Survival was found to correlate well with the LIPI group stratification. Median OS was 17.8 months (95% CI, 13.1-not reached [NR]) in the good group compared to 11.68 months [95%CI, 8.8-15.3) in the intermediate group, and 3.9 months (95%CI, 2.1-6.4) for patients in the poor group. 

The median PFS was 4.6 months (95% CI, 4.0-6.2) in the good group, compared to 2.8 months (95% CI, 2.5-3.6) and 1.4 months (95% CI, 1.2-2.0) for patients in the intermediate and poor groups, respectively (both p < 0.0001).
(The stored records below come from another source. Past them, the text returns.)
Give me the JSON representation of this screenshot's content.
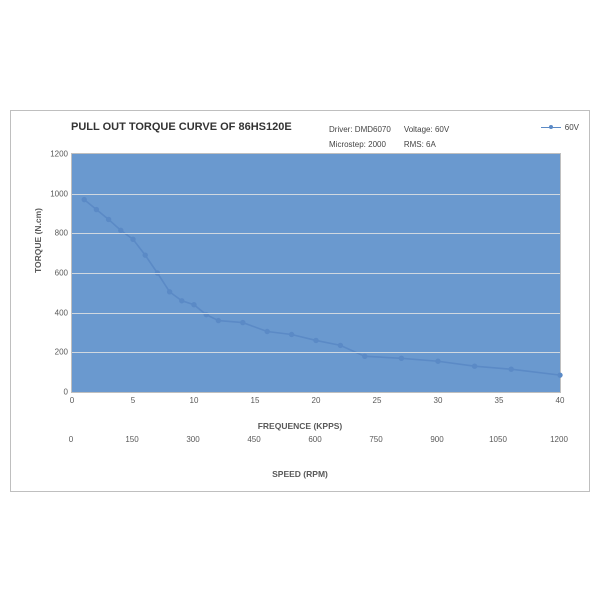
{
  "title": "PULL OUT TORQUE CURVE OF 86HS120E",
  "meta": {
    "driver_label": "Driver:",
    "driver_value": "DMD6070",
    "voltage_label": "Voltage:",
    "voltage_value": "60V",
    "microstep_label": "Microstep:",
    "microstep_value": "2000",
    "rms_label": "RMS:",
    "rms_value": "6A"
  },
  "legend": {
    "series_label": "60V"
  },
  "chart": {
    "type": "line",
    "background_color": "#6a99cf",
    "grid_color": "#d0d8e0",
    "axis_text_color": "#595959",
    "series_color": "#5b8ac6",
    "marker_stroke": "#5b8ac6",
    "marker_fill": "#5b8ac6",
    "line_width": 1.6,
    "marker_radius": 2.2,
    "y": {
      "label": "TORQUE (N.cm)",
      "min": 0,
      "max": 1200,
      "step": 200,
      "ticks": [
        0,
        200,
        400,
        600,
        800,
        1000,
        1200
      ]
    },
    "x": {
      "label": "FREQUENCE (KPPS)",
      "min": 0,
      "max": 40,
      "step": 5,
      "ticks": [
        0,
        5,
        10,
        15,
        20,
        25,
        30,
        35,
        40
      ]
    },
    "x2": {
      "label": "SPEED (RPM)",
      "ticks": [
        0,
        150,
        300,
        450,
        600,
        750,
        900,
        1050,
        1200
      ]
    },
    "data": {
      "x": [
        1,
        2,
        3,
        4,
        5,
        6,
        7,
        8,
        9,
        10,
        11,
        12,
        14,
        16,
        18,
        20,
        22,
        24,
        27,
        30,
        33,
        36,
        40
      ],
      "y": [
        970,
        920,
        870,
        815,
        770,
        690,
        600,
        505,
        460,
        440,
        390,
        360,
        350,
        305,
        290,
        260,
        235,
        180,
        170,
        155,
        130,
        115,
        85
      ]
    }
  }
}
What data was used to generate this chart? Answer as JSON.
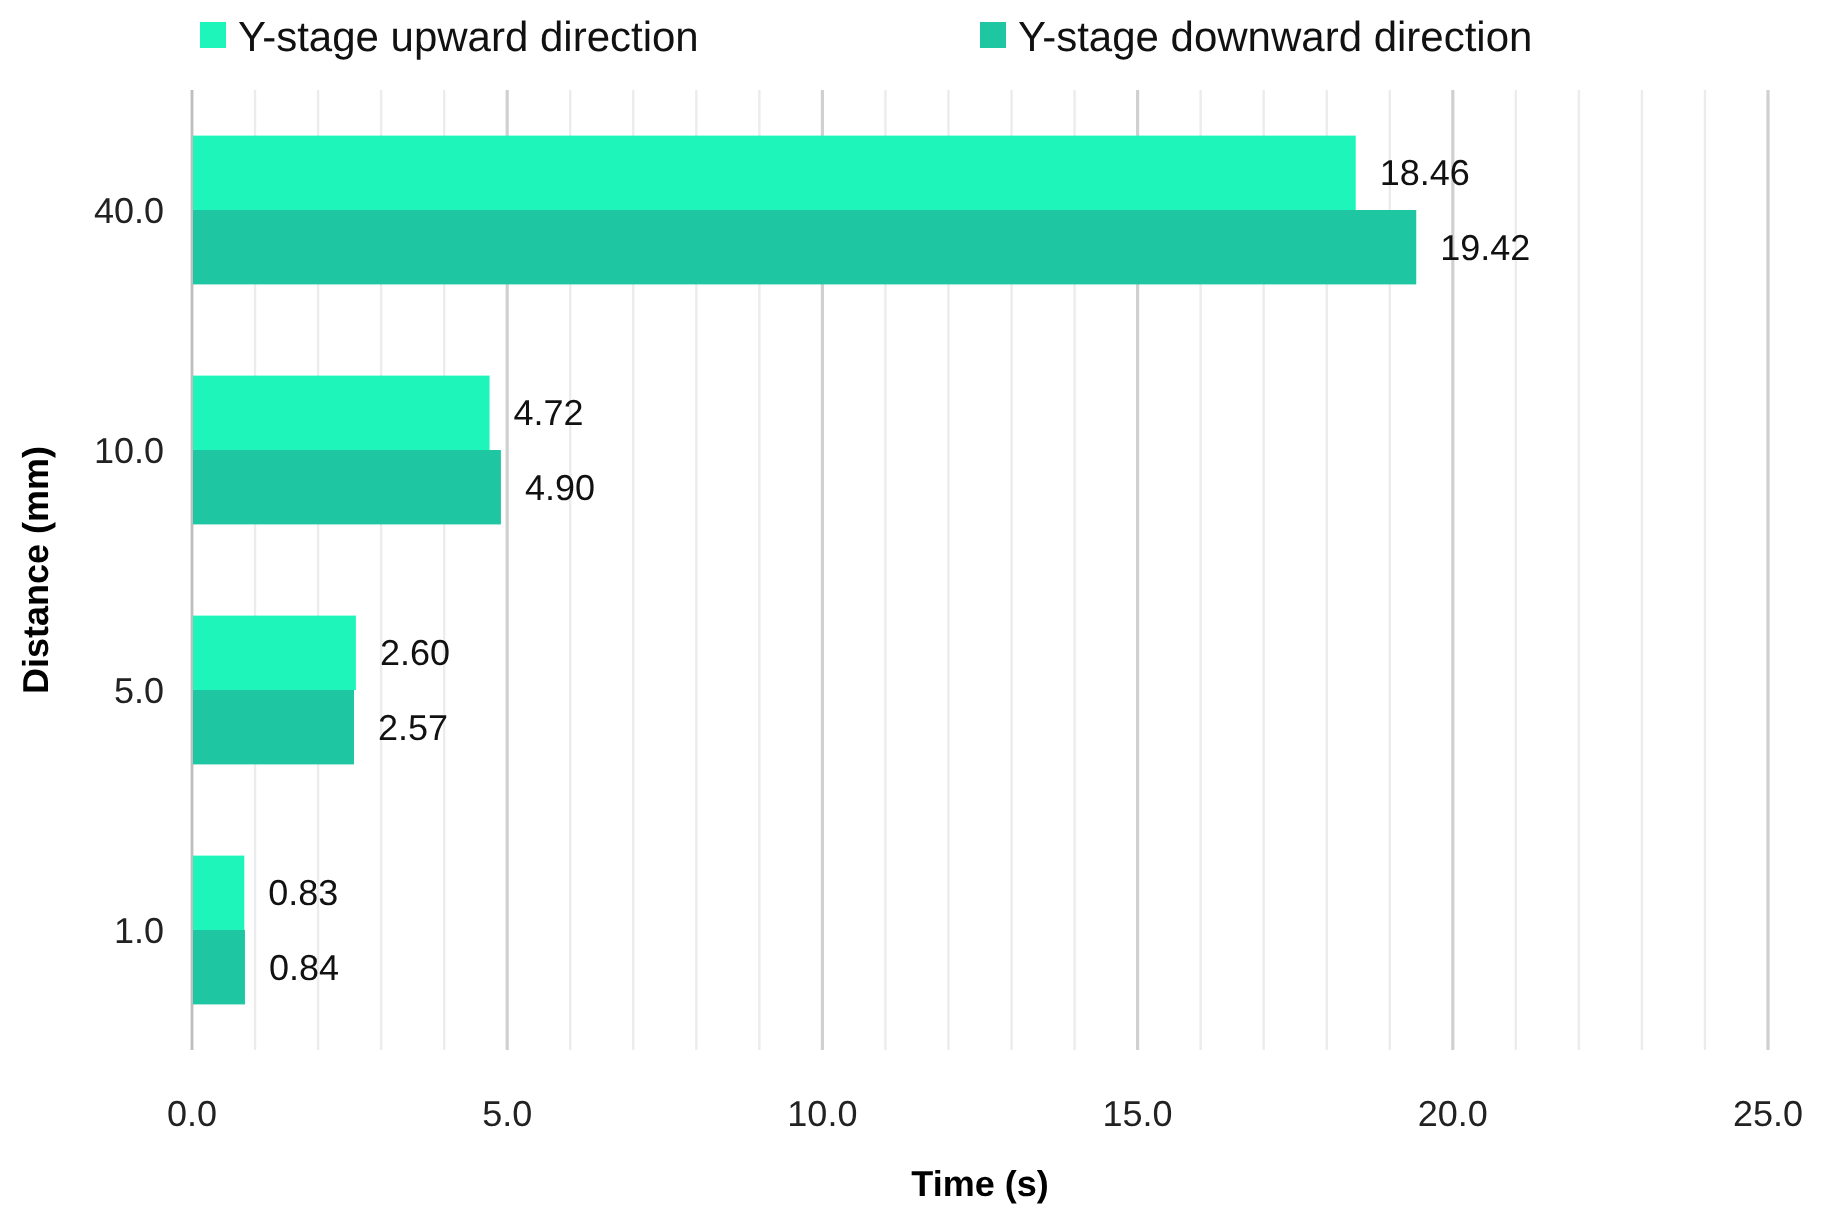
{
  "chart_data": {
    "type": "bar",
    "orientation": "horizontal",
    "xlabel": "Time (s)",
    "ylabel": "Distance (mm)",
    "categories": [
      "40.0",
      "10.0",
      "5.0",
      "1.0"
    ],
    "series": [
      {
        "name": "Y-stage upward direction",
        "color": "#1ef5bb",
        "values": [
          18.46,
          4.72,
          2.6,
          0.83
        ],
        "value_labels": [
          "18.46",
          "4.72",
          "2.60",
          "0.83"
        ]
      },
      {
        "name": "Y-stage downward direction",
        "color": "#1fc6a2",
        "values": [
          19.42,
          4.9,
          2.57,
          0.84
        ],
        "value_labels": [
          "19.42",
          "4.90",
          "2.57",
          "0.84"
        ]
      }
    ],
    "xlim": [
      0,
      25
    ],
    "xticks": [
      {
        "value": 0,
        "label": "0.0"
      },
      {
        "value": 1,
        "label": null
      },
      {
        "value": 2,
        "label": null
      },
      {
        "value": 3,
        "label": null
      },
      {
        "value": 4,
        "label": null
      },
      {
        "value": 5,
        "label": "5.0"
      },
      {
        "value": 6,
        "label": null
      },
      {
        "value": 7,
        "label": null
      },
      {
        "value": 8,
        "label": null
      },
      {
        "value": 9,
        "label": null
      },
      {
        "value": 10,
        "label": "10.0"
      },
      {
        "value": 11,
        "label": null
      },
      {
        "value": 12,
        "label": null
      },
      {
        "value": 13,
        "label": null
      },
      {
        "value": 14,
        "label": null
      },
      {
        "value": 15,
        "label": "15.0"
      },
      {
        "value": 16,
        "label": null
      },
      {
        "value": 17,
        "label": null
      },
      {
        "value": 18,
        "label": null
      },
      {
        "value": 19,
        "label": null
      },
      {
        "value": 20,
        "label": "20.0"
      },
      {
        "value": 21,
        "label": null
      },
      {
        "value": 22,
        "label": null
      },
      {
        "value": 23,
        "label": null
      },
      {
        "value": 24,
        "label": null
      },
      {
        "value": 25,
        "label": "25.0"
      }
    ],
    "grid": "x",
    "legend": "top"
  }
}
3O LIPI is a quick and simple tool

LIPI is a quick and simple tool for clinicians to use on a daily basis and requires a standard blood draw. It can be used to stratify and monitor the population receiving immune checkpoint inhibitors. It’s a ¨host¨ related biomarker and has an independent prognostic value on progression-free and overall survival. © Andrea Varga



The authors concluded that poor LIPI score, comprising pre-treatment dNLR >3 and LDH >ULN is associated with a poorer outcome in patients receiving ICI therapy. These findings suggest that calculating the LIPI prior to starting ICI therapy may be useful in identifying patients that will not benefit from ICI treatment.


3O – Varga A, Bernard-Tessier A, Auclin E, et al. Applicability of the Lung Immune Prognostic Index (LIPI) in patients with metastatic solid tumors when treated with Immune Checkpoint Inhibitors (ICI) in early clinical trials.

No external funding was reported for this study.